Los emperadores romanos disponían de un sistema de correo público que les permitía saber fácil y rápidamente de invasiones del enemigo en cualquier provincia, de sediciones en las ciudades o de cualquier otro inesperado problema, de las acciones de los gobernadores y de cualesquiera otros que estuvieran en cualquier parte del imperio Romano.
El correo en Roma no era público, por más que se llamase cursus publicus. Organizado por Augusto según el sistema persa, utilizaba carruajes ligeros tirados por caballos (recae) o por bueyes (birolae) y debía servir solamente como valija diplomática, o sea, para la correspondencia del Estado, no pudiendo recurrir a ella los particulares sin un permiso especial. Este sistema dio pie a una curiosa forma de corrupción: la mayoría de los mensajeros / correos salían las más de las veces a entregar unas pocas misivas. El espacio sobrante de su bandolera o de su carro se llenaba de envíos de particulares según el “interés” de cada uno de ellos en que su carta se entregara. Estos “donativos” se extendieron de tal manera que los sucesivos emperadores no tuvieron más remedio que desistir de tratar de arreglar el asunto y se contentaron con que las cartas oficiales, al menos, se entregaran las primeras.

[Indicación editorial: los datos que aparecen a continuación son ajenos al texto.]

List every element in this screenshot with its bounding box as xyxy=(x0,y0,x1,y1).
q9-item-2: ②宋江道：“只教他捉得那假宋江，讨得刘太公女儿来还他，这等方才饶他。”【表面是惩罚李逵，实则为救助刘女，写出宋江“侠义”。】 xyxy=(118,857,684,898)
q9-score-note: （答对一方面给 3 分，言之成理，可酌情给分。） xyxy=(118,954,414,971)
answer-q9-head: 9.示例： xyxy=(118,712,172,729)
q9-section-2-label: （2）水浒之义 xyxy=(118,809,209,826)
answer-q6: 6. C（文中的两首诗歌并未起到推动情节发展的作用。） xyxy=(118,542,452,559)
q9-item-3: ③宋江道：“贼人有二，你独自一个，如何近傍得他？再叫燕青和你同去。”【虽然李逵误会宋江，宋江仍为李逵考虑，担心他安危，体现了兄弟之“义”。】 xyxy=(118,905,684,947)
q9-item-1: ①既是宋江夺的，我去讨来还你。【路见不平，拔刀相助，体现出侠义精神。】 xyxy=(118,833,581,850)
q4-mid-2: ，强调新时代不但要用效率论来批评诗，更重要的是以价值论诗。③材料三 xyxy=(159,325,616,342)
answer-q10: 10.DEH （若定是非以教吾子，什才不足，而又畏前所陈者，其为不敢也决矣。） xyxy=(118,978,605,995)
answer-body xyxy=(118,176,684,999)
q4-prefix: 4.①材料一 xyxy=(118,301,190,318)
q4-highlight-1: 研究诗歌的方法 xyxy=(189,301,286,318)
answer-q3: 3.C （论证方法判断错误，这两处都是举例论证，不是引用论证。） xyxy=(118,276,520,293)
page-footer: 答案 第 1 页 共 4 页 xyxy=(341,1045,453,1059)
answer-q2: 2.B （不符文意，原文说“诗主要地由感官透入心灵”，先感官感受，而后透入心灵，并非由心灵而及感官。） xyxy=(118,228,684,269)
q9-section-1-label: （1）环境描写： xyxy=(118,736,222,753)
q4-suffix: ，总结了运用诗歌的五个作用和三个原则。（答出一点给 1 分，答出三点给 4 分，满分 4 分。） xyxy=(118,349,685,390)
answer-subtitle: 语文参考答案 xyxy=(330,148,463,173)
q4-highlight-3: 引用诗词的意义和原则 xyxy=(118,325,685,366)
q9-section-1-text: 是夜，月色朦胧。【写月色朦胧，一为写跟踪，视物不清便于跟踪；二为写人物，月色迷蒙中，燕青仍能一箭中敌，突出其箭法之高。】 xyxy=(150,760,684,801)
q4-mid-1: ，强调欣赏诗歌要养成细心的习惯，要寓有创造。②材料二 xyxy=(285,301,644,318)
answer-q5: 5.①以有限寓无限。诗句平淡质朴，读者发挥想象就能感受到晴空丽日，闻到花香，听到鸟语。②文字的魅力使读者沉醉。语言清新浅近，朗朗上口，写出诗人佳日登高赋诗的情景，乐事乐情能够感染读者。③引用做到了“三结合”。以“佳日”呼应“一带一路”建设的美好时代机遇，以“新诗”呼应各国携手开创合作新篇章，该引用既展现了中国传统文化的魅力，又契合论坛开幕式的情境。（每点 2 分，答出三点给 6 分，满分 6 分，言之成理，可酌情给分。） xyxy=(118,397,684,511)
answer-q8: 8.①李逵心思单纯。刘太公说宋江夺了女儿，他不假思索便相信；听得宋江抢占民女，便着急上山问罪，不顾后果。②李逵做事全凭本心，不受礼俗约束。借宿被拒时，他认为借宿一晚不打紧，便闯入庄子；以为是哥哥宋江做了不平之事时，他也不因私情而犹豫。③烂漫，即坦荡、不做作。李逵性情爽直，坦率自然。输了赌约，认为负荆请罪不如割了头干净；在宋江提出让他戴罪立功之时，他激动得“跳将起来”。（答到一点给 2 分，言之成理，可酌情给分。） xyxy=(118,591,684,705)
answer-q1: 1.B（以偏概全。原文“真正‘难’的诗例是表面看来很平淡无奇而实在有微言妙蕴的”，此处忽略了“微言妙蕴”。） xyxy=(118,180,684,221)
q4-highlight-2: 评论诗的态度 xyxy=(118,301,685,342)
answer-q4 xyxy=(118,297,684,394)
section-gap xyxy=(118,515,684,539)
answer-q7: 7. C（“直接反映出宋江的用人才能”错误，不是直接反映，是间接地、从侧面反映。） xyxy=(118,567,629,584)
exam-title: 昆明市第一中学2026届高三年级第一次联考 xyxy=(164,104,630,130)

Para intentar escapar de las trabas que ponía el Estado a la correspondencia particular, pronto surgieron compañías privadas que daban servicio, principalmente, a los patricios y a los comerciantes adinerados. Incluso los más ricos entre los ricos, como Lépido, Apicio o Polión tenían un servicio propio del que estaban orgullosísimos porque, con frecuencia, era aún más rápido que el estatal.
Las estaciones en las cuales el correo era distribuido recibían el nombre de postas (originalmente posata o pausata, que significa lugar de parada), ya que en estos lugares los mensajeros solían descansar durante sus viajes. Dichas postas estaban perfectamente concatenadas. Cada diez millas romanas (1.481 metros) un mojón a la derecha de la carretera indicaba la distancia a la ciudad más próxima. Cada treinta, había una estación con algo parecido a una taberna, habitaciones, cuadra y caballos de refresco en alquiler o venta. Y cada cincuenta, había un establecimiento más grande y mejor organizado que solía ofrecer, como servicio de valor añadido, un burdel. Los itinerarios, al menos los más importantes, eran vigilados por algo parecido a patrullas de policía, pero nunca consiguieron hacer de ellos un lugar completamente seguro.
A la hora de utilizar tanto la calzada como los servicios de las postas, los mensajeros del ejército (nuntuis) tenían preferencia total y absoluta. Generalmente se elegían de entre los mejores jinetes de la legión y solían ser jóvenes de complexión menuda y naturaleza recia, ideal para aguantar las interminables jornadas a lomos de un caballo; para identificarse, se cosían una pluma de paloma al asta de su lanza, y la peligrosidad de su trabajo la corrobora el hecho de que cobraban una paga cuatro veces más alta que la de un soldado raso. Al parecer los enemigos de Roma pronto identificaron la relación correo – pluma y, por decirlo de algún modo, capturar a un mensajero militar empezó a puntuar doble. Vespasiano ordenó en el 71 D.C. que los correos de las legiones abandonaran el uso de estas plumas y las sustituyeran por algo menos conspicuo, pero ellos lo consideraron un deshonor y la siguieron portando con orgullo.
El ser¬vicio postal y el transporte de viajeros y mercancías eran cues¬tiones relacionadas con la construcción de caminos, pero el Estado nunca estuvo en condiciones de realizar este servicio para la masa de sus súbditos. Se organizó un servicio para la correspondencia oficial, para los funcionarios y para el transporte de materiales del gobierno, pero ese servicio se mantenía con dificultad y me¬diante requisas onerosas para el pueblo. Los particulares tenían que arreglar esos asuntos por su propia cuenta.
Esta moneda es la única que hace alusión a los correos imperiales, y en este caso a la disminución de la tasa pagada para este servicio.
VEHICVLATIONE ITALIAE REMISSA. Dos mulas pastando en posiciones contrarias; el timón de un carro con los tirantes. Sestercio de Nerva. Roma 97 d.C.